L' hacking nell'ambito della cyberpsicologia e della criminologia consiste in un processo di violazione del sistema informatico. 

Di Giulia Perasso

Pubblicato il 06 Lug. 2016

Aggiornato il 06 Set. 2018 12:19

Hacking: Recentemente e a livello internazionale gli orizzonti di ricerca di psicologia e criminologia sono sempre più inclini ad investire tempo e risorse per l’indagine del fenomeno di criminalità virtuale noto come “Hacking” (dall’inglese to hack: intaccare, con riferimento alla violazione di un sistema informatico). Sulla base della crescente domanda da parte di committenze private e stakeholder istituzionali – preoccupati per la salvaguardia delle relative banche dati – ricercatori da ogni parte del mondo hanno cercato di delineare “profili” in grado di rendere tale forma di crimine prevedibile e arginabile sul nascere.

Hacking: la storia

La mutevolezza dell’inarrestabile progresso in fatto di Information Technology non rende possibile alcuna conclusione univoca e definitiva su chi siano gli hacker e come possano essere fermati, è tuttavia possibile esplorare le variabili sottendenti tale forma di crimine onde aumentare la consapevolezza dell’utenza in ottica preventiva.

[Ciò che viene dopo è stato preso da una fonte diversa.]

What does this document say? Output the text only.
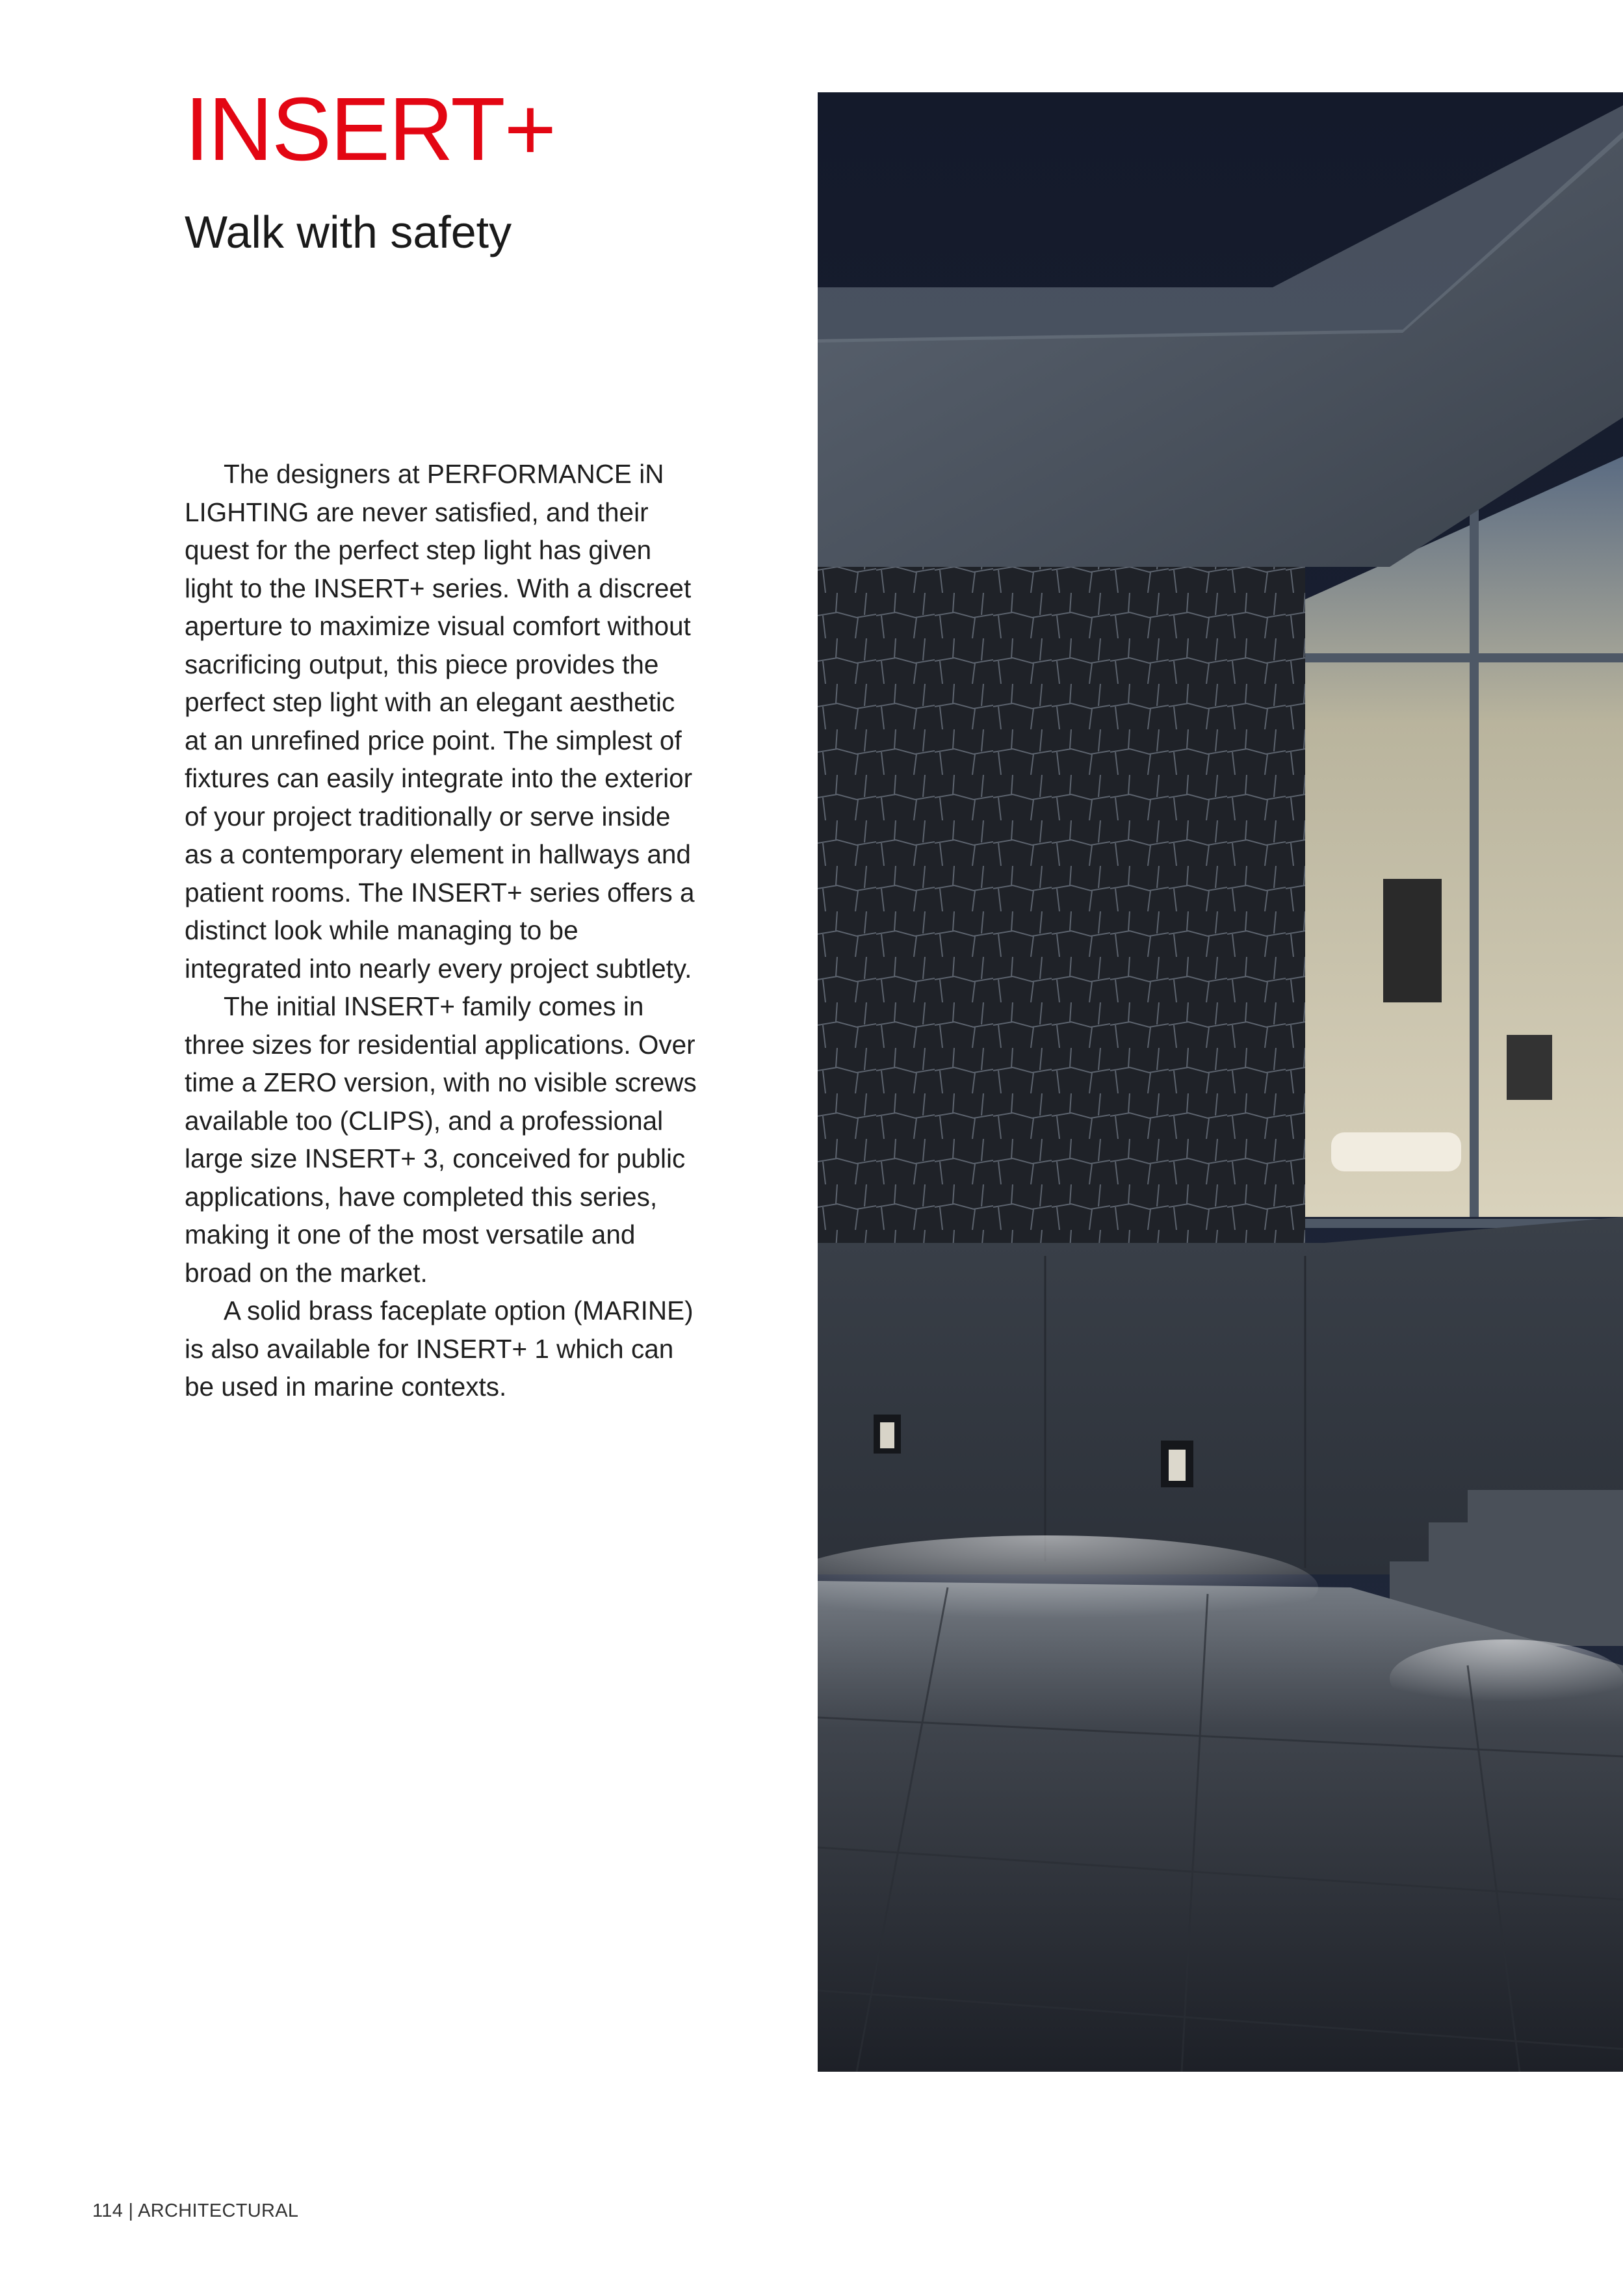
INSERT+
Walk with safety

The designers at PERFORMANCE iN LIGHTING are never satisfied, and their quest for the perfect step light has given light to the INSERT+ series. With a discreet aperture to maximize visual comfort without sacrificing output, this piece provides the perfect step light with an elegant aesthetic at an unrefined price point. The simplest of fixtures can easily integrate into the exterior of your project traditionally or serve inside as a contemporary element in hallways and patient rooms. The INSERT+ series offers a distinct look while managing to be integrated into nearly every project subtlety.

The initial INSERT+ family comes in three sizes for residential applications. Over time a ZERO version, with no visible screws available too (CLIPS), and a professional large size INSERT+ 3, conceived for public applications, have completed this series, making it one of the most versatile and broad on the market.

A solid brass faceplate option (MARINE) is also available for INSERT+ 1 which can be used in marine contexts.

114 | ARCHITECTURAL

Doverosa è la premessa cronologica: venuto al mondo durante gli anni ’80 tra i talentuosi studenti del MIT, l’hacking rappresentava inizialmente un atto rivoluzionario ed irriverente, in grado di abbattere barriere burocratico-politiche in nome di un mito se vogliamo illuminista, incentrato sul potere dell’intelletto capace di sfidare l’impossibile, di violare l’inviolabile. Tale idea, nonostante i numerosi processi evolutivi dell’hacking in relazione al progresso in seno all’IT, permane anche ai giorni nostri poiché il cyber-spazio si configura come una dimensione al di là di geografia, politica e identità (Ramsdell, 2011), sfumando i confini tra lecito ed illecito. Non a caso la principale tassonomia per categorizzare gli hacker si presenta come una tripartizione morale: i cappelli neri (si muovono nell’illegalità per fini criminali), i cappelli grigi (zona di confine e redenzione) ed i cappelli bianchi (compiono violazioni ma su commissione di servizi segreti ed istituzioni, a fini di indagini e tutela dell’ordine).

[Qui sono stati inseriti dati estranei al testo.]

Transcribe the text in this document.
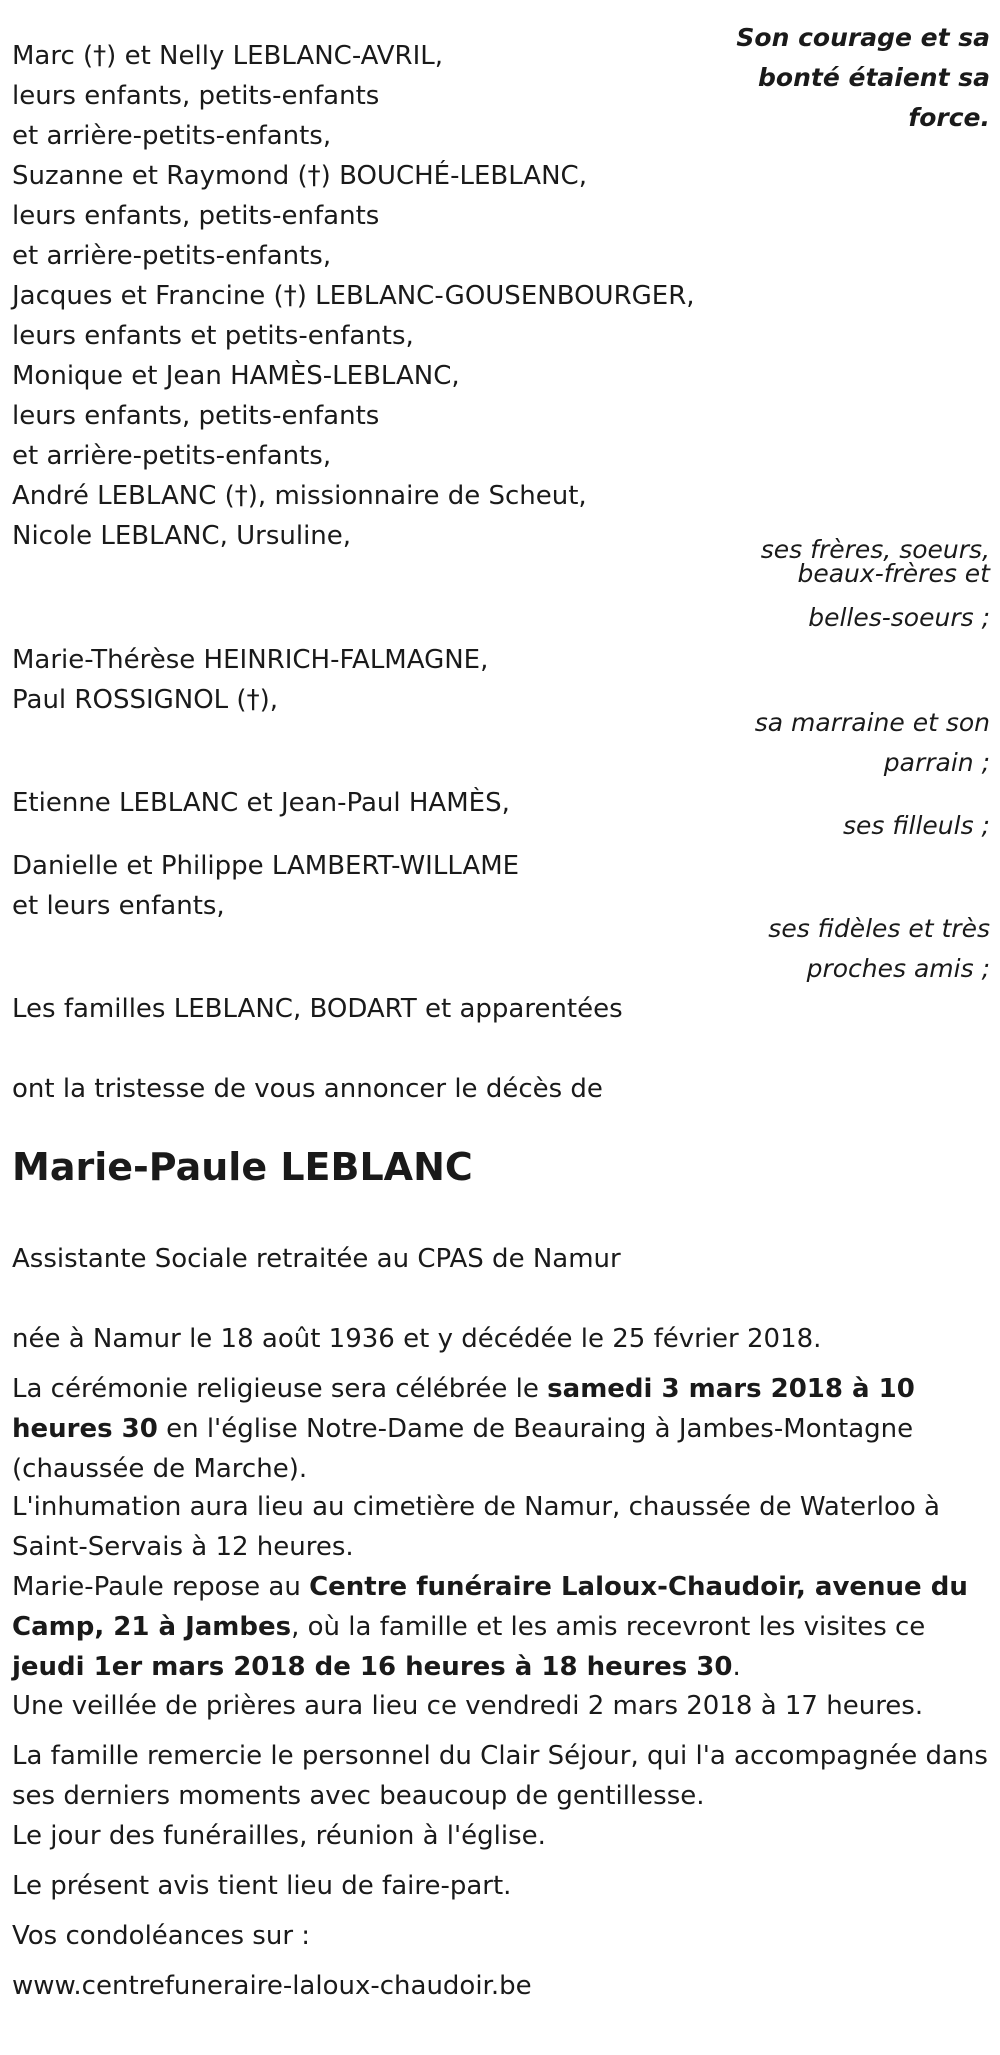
Son courage et sa

bonté étaient sa

force.

Marc (†) et Nelly LEBLANC-AVRIL,

leurs enfants, petits-enfants

et arrière-petits-enfants,

Suzanne et Raymond (†) BOUCHÉ-LEBLANC,

leurs enfants, petits-enfants

et arrière-petits-enfants,

Jacques et Francine (†) LEBLANC-GOUSENBOURGER,

leurs enfants et petits-enfants,

Monique et Jean HAMÈS-LEBLANC,

leurs enfants, petits-enfants

et arrière-petits-enfants,

André LEBLANC (†), missionnaire de Scheut,

Nicole LEBLANC, Ursuline,	ses frères, soeurs,

beaux-frères et

belles-soeurs ;

Marie-Thérèse HEINRICH-FALMAGNE,

Paul ROSSIGNOL (†),

sa marraine et son

parrain ;

Etienne LEBLANC et Jean-Paul HAMÈS,

ses filleuls ;

Danielle et Philippe LAMBERT-WILLAME

et leurs enfants,

ses fidèles et très

proches amis ;

Les familles LEBLANC, BODART et apparentées

ont la tristesse de vous annoncer le décès de

Marie-Paule LEBLANC

Assistante Sociale retraitée au CPAS de Namur

née à Namur le 18 août 1936 et y décédée le 25 février 2018.

La cérémonie religieuse sera célébrée le samedi 3 mars 2018 à 10 heures 30 en l'église Notre-Dame de Beauraing à Jambes-Montagne (chaussée de Marche).

L'inhumation aura lieu au cimetière de Namur, chaussée de Waterloo à Saint-Servais à 12 heures.

Marie-Paule repose au Centre funéraire Laloux-Chaudoir, avenue du Camp, 21 à Jambes, où la famille et les amis recevront les visites ce jeudi 1er mars 2018 de 16 heures à 18 heures 30.

Une veillée de prières aura lieu ce vendredi 2 mars 2018 à 17 heures.

La famille remercie le personnel du Clair Séjour, qui l'a accompagnée dans ses derniers moments avec beaucoup de gentillesse.

Le jour des funérailles, réunion à l'église.

Le présent avis tient lieu de faire-part.

Vos condoléances sur :

www.centrefuneraire-laloux-chaudoir.be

Tra queste sfumature etiche si annovera ad esempio l’hacktivismo, associato nel pensiero comune alla maschera di Guy Fawkes, divenuta icona degli hacker di Anonymous: impegnati nella lotta contro il terrorismo sul fronte digitale, sfruttano mezzi illeciti per fini eroici, testimoniando in favore del noto aforisma di Macchiavelli “Il fine giustifica i mezzi”.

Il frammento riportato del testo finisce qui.